Clutch your pearls, fair maid. Take note. Those aggregate drupelets of ruby-hue have their eye toward my jar…
FG: Do you leave the mask on for canning?
My only mask is the hushing darkness of hiding-night; where every fruit and leafy green goes unwatched but for the moth’s heed. The canning? Let’s just say I prefer to do it with the lights on.
FG: How long have you been in operation? What is the most satisfying part of your noble endeavor?
A Canner Darkly was born one fateful night when stumbling homeward. The quakes in my belly would go unanswered, it would seem, as I hadn’t the means to quell them. I saw, then, a sight so great: an apple branch, nearly breaking under its weight. The heady fragrance of forsaken fruit at first jogged me quite salivarily, but then piqued in me a rage; food was left to waste by maggots’ hands when the hungry were so legion. I stole them all up in my satchel and raced them home to a brown betty. As time passed, I stole every type of fruit that appeared even the faintest bit squandered, and put them up to ward off the hard edge of winter. But then, O Conscience. I felt obligation to return a bit to those who unwittingly provided – a ceremonial wisp of hair to the Giving Tree – and left a jar on the doorstep. Chutney, and a note:
Greetings, hapless neighbor.
You may have noticed a recent disappearance from your vegetable garden. Let’s face it: those cherry tomatoes’ charming nature has been under-appreciated. So enjoy this garden of sweet tomato chutney instead.
Don’t be afraid, it’s safe. Properly canned according to USDA guidelines and everything. No poison, either, not even a little.
A Canner Darkly
My satisfaction comes in knowing I have spared these precious fruits that lamentable fate of maggot-fodder. I have elevated them to their greatest nirvana, and have hopefully shown their former owners what they have missed.

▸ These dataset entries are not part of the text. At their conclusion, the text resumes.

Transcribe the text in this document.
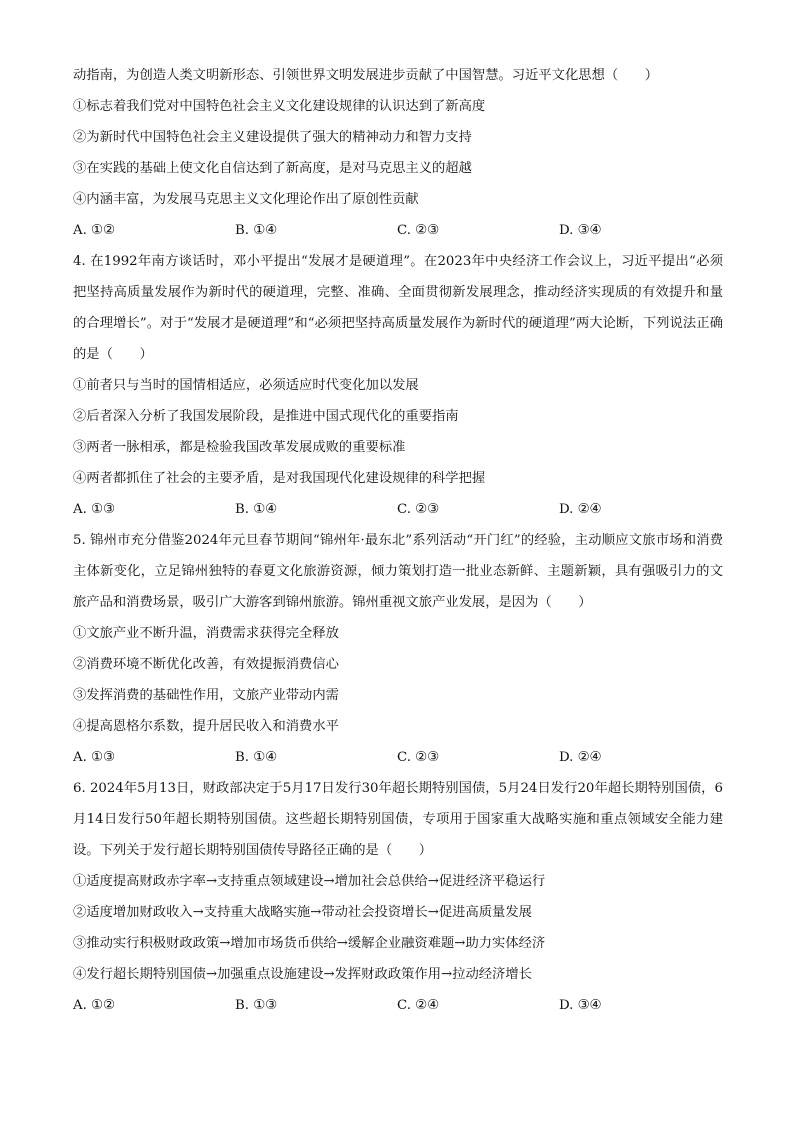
动指南，为创造人类文明新形态、引领世界文明发展进步贡献了中国智慧。习近平文化思想（　　）
①标志着我们党对中国特色社会主义文化建设规律的认识达到了新高度
②为新时代中国特色社会主义建设提供了强大的精神动力和智力支持
③在实践的基础上使文化自信达到了新高度，是对马克思主义的超越
④内涵丰富，为发展马克思主义文化理论作出了原创性贡献
A. ①②	B. ①④	C. ②③	D. ③④
4. 在1992年南方谈话时，邓小平提出“发展才是硬道理”。在2023年中央经济工作会议上，习近平提出“必须把坚持高质量发展作为新时代的硬道理，完整、准确、全面贯彻新发展理念，推动经济实现质的有效提升和量的合理增长”。对于“发展才是硬道理”和“必须把坚持高质量发展作为新时代的硬道理”两大论断，下列说法正确的是（　　）
①前者只与当时的国情相适应，必须适应时代变化加以发展
②后者深入分析了我国发展阶段，是推进中国式现代化的重要指南
③两者一脉相承，都是检验我国改革发展成败的重要标准
④两者都抓住了社会的主要矛盾，是对我国现代化建设规律的科学把握
A. ①③	B. ①④	C. ②③	D. ②④
5. 锦州市充分借鉴2024年元旦春节期间“锦州年·最东北”系列活动“开门红”的经验，主动顺应文旅市场和消费主体新变化，立足锦州独特的春夏文化旅游资源，倾力策划打造一批业态新鲜、主题新颖，具有强吸引力的文旅产品和消费场景，吸引广大游客到锦州旅游。锦州重视文旅产业发展，是因为（　　）
①文旅产业不断升温，消费需求获得完全释放
②消费环境不断优化改善，有效提振消费信心
③发挥消费的基础性作用，文旅产业带动内需
④提高恩格尔系数，提升居民收入和消费水平
A. ①③	B. ①④	C. ②③	D. ②④
6. 2024年5月13日，财政部决定于5月17日发行30年超长期特别国债，5月24日发行20年超长期特别国债，6月14日发行50年超长期特别国债。这些超长期特别国债，专项用于国家重大战略实施和重点领域安全能力建设。下列关于发行超长期特别国债传导路径正确的是（　　）
①适度提高财政赤字率→支持重点领域建设→增加社会总供给→促进经济平稳运行
②适度增加财政收入→支持重大战略实施→带动社会投资增长→促进高质量发展
③推动实行积极财政政策→增加市场货币供给→缓解企业融资难题→助力实体经济
④发行超长期特别国债→加强重点设施建设→发挥财政政策作用→拉动经济增长
A. ①②	B. ①③	C. ②④	D. ③④
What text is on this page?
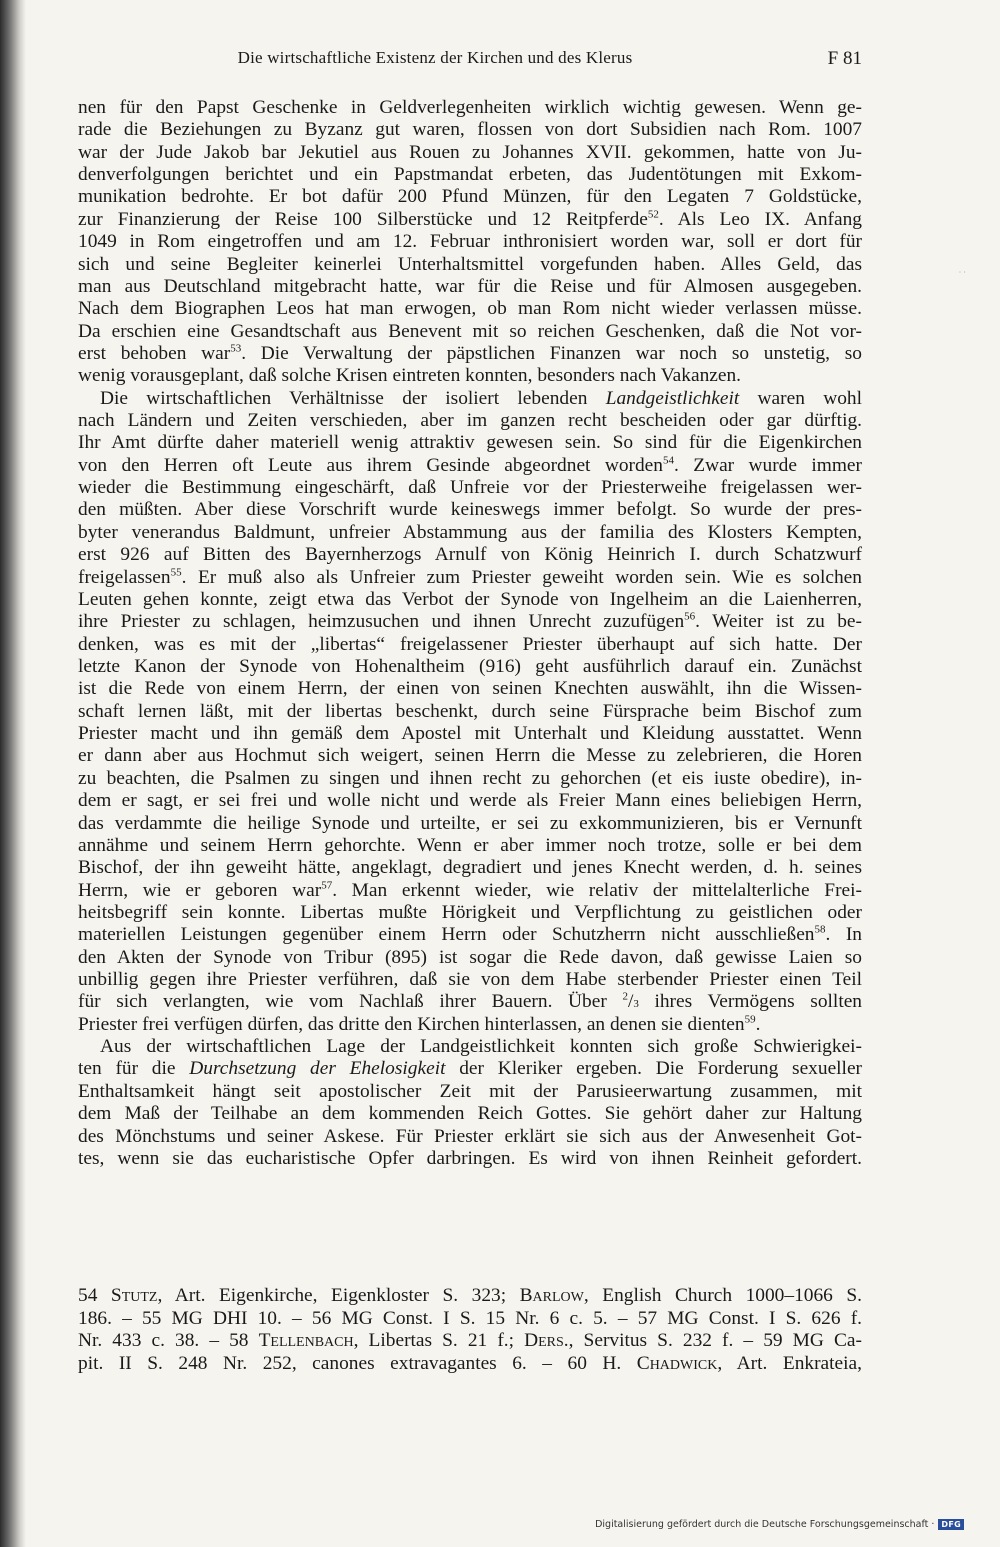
Die wirtschaftliche Existenz der Kirchen und des Klerus	F 81
· ·
nen für den Papst Geschenke in Geldverlegenheiten wirklich wichtig gewesen. Wenn ge-
rade die Beziehungen zu Byzanz gut waren, flossen von dort Subsidien nach Rom. 1007
war der Jude Jakob bar Jekutiel aus Rouen zu Johannes XVII. gekommen, hatte von Ju-
denverfolgungen berichtet und ein Papstmandat erbeten, das Judentötungen mit Exkom-
munikation bedrohte. Er bot dafür 200 Pfund Münzen, für den Legaten 7 Goldstücke,
zur Finanzierung der Reise 100 Silberstücke und 12 Reitpferde$^{52}$. Als Leo IX. Anfang
1049 in Rom eingetroffen und am 12. Februar inthronisiert worden war, soll er dort für
sich und seine Begleiter keinerlei Unterhaltsmittel vorgefunden haben. Alles Geld, das
man aus Deutschland mitgebracht hatte, war für die Reise und für Almosen ausgegeben.
Nach dem Biographen Leos hat man erwogen, ob man Rom nicht wieder verlassen müsse.
Da erschien eine Gesandtschaft aus Benevent mit so reichen Geschenken, daß die Not vor-
erst behoben war$^{53}$. Die Verwaltung der päpstlichen Finanzen war noch so unstetig, so
wenig vorausgeplant, daß solche Krisen eintreten konnten, besonders nach Vakanzen.
Die wirtschaftlichen Verhältnisse der isoliert lebenden Landgeistlichkeit waren wohl
nach Ländern und Zeiten verschieden, aber im ganzen recht bescheiden oder gar dürftig.
Ihr Amt dürfte daher materiell wenig attraktiv gewesen sein. So sind für die Eigenkirchen
von den Herren oft Leute aus ihrem Gesinde abgeordnet worden$^{54}$. Zwar wurde immer
wieder die Bestimmung eingeschärft, daß Unfreie vor der Priesterweihe freigelassen wer-
den müßten. Aber diese Vorschrift wurde keineswegs immer befolgt. So wurde der pres-
byter venerandus Baldmunt, unfreier Abstammung aus der familia des Klosters Kempten,
erst 926 auf Bitten des Bayernherzogs Arnulf von König Heinrich I. durch Schatzwurf
freigelassen$^{55}$. Er muß also als Unfreier zum Priester geweiht worden sein. Wie es solchen
Leuten gehen konnte, zeigt etwa das Verbot der Synode von Ingelheim an die Laienherren,
ihre Priester zu schlagen, heimzusuchen und ihnen Unrecht zuzufügen$^{56}$. Weiter ist zu be-
denken, was es mit der „libertas“ freigelassener Priester überhaupt auf sich hatte. Der
letzte Kanon der Synode von Hohenaltheim (916) geht ausführlich darauf ein. Zunächst
ist die Rede von einem Herrn, der einen von seinen Knechten auswählt, ihn die Wissen-
schaft lernen läßt, mit der libertas beschenkt, durch seine Fürsprache beim Bischof zum
Priester macht und ihn gemäß dem Apostel mit Unterhalt und Kleidung ausstattet. Wenn
er dann aber aus Hochmut sich weigert, seinen Herrn die Messe zu zelebrieren, die Horen
zu beachten, die Psalmen zu singen und ihnen recht zu gehorchen (et eis iuste obedire), in-
dem er sagt, er sei frei und wolle nicht und werde als Freier Mann eines beliebigen Herrn,
das verdammte die heilige Synode und urteilte, er sei zu exkommunizieren, bis er Vernunft
annähme und seinem Herrn gehorchte. Wenn er aber immer noch trotze, solle er bei dem
Bischof, der ihn geweiht hätte, angeklagt, degradiert und jenes Knecht werden, d. h. seines
Herrn, wie er geboren war$^{57}$. Man erkennt wieder, wie relativ der mittelalterliche Frei-
heitsbegriff sein konnte. Libertas mußte Hörigkeit und Verpflichtung zu geistlichen oder
materiellen Leistungen gegenüber einem Herrn oder Schutzherrn nicht ausschließen$^{58}$. In
den Akten der Synode von Tribur (895) ist sogar die Rede davon, daß gewisse Laien so
unbillig gegen ihre Priester verführen, daß sie von dem Habe sterbender Priester einen Teil
für sich verlangten, wie vom Nachlaß ihrer Bauern. Über $^2$/3 ihres Vermögens sollten
Priester frei verfügen dürfen, das dritte den Kirchen hinterlassen, an denen sie dienten$^{59}$.
Aus der wirtschaftlichen Lage der Landgeistlichkeit konnten sich große Schwierigkei-
ten für die Durchsetzung der Ehelosigkeit der Kleriker ergeben. Die Forderung sexueller
Enthaltsamkeit hängt seit apostolischer Zeit mit der Parusieerwartung zusammen, mit
dem Maß der Teilhabe an dem kommenden Reich Gottes. Sie gehört daher zur Haltung
des Mönchstums und seiner Askese. Für Priester erklärt sie sich aus der Anwesenheit Got-
tes, wenn sie das eucharistische Opfer darbringen. Es wird von ihnen Reinheit gefordert.
54 Stutz, Art. Eigenkirche, Eigenkloster S. 323; Barlow, English Church 1000–1066 S.
186. – 55 MG DHI 10. – 56 MG Const. I S. 15 Nr. 6 c. 5. – 57 MG Const. I S. 626 f.
Nr. 433 c. 38. – 58 Tellenbach, Libertas S. 21 f.; Ders., Servitus S. 232 f. – 59 MG Ca-
pit. II S. 248 Nr. 252, canones extravagantes 6. – 60 H. Chadwick, Art. Enkrateia,
Digitalisierung gefördert durch die Deutsche Forschungsgemeinschaft · DFG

FG: So, on your home planet: Ball mason jars? Or something from The Future?
I hail from the fair metropolis, Portlandia (but honestly, where else?). In my homeland, that land of raw milk and clover honey, we prefer a Kerr jar (easier for the labeling than the Ball; though my druthers are for the bourgeoisie Weck). For my own use, however, I tend toward the reusable Tattler lids of Now.
FG: Do you have a recipe that you’d care to share with our readership?
Yes, here’s a simple green tomato pickle. To your finest jar of size most apt (say, a wide-mouthed pint), add a leaf of bay; a teaspoon of peppercorn; a teaspoon of turmeric powder; a teaspoon of these seeds, bruised brutish: mustard, celery and coriander; a hot dried chile; a garlic clove, cleft in twain; an onion slice and a pinky finger-sized stick of fresh horseradish root. Stuff your jar with tomatoes clean and green (halved or quartered if you like) and sprinkle on 1/8 teaspoon of alum granules to protect the pickle’s crunch (calcium chloride works as well). Make a brine of 1 cup water, 1/4 cup vinegar, 2 tablespoons salt. Bring this to enough heat that the salt dissolves, then pour it over the tomatoes. Add the lid and the ring, tighten properly and process in a boiling water bath for ten minutes. These are good for a year on the pantry shelf; I’d hazard they are a Thing when skewered into a Bloody Mary.
FG: How might we signal for you if we find a yard in need of your services? Batman has that big strobe light. We were thinking about getting you a bike light.
I am no prole tool for the summoning! I am the Unbidden Gardener. Didn’t you get the memo? I am the great Tater Emancipator.
That said, I do offer this poem – a song for the kindergarten playground that should serve as instruction (or warning) for those who would court my beckon:
Leave your victuals too late on vine,
I liberate them; make them mine.
You sow the fruits and yet I reap,
a jar of jam is yours to keep.
FG: What is your hope for the future of food across our fair nation? Does it include capes?
I have but one wish: that gardens be left unattended, but not disregarded.
(Okay, I have but one more wish: that the FBUCCJL reconsider my offer. Those pantywaists really could use a little…color.)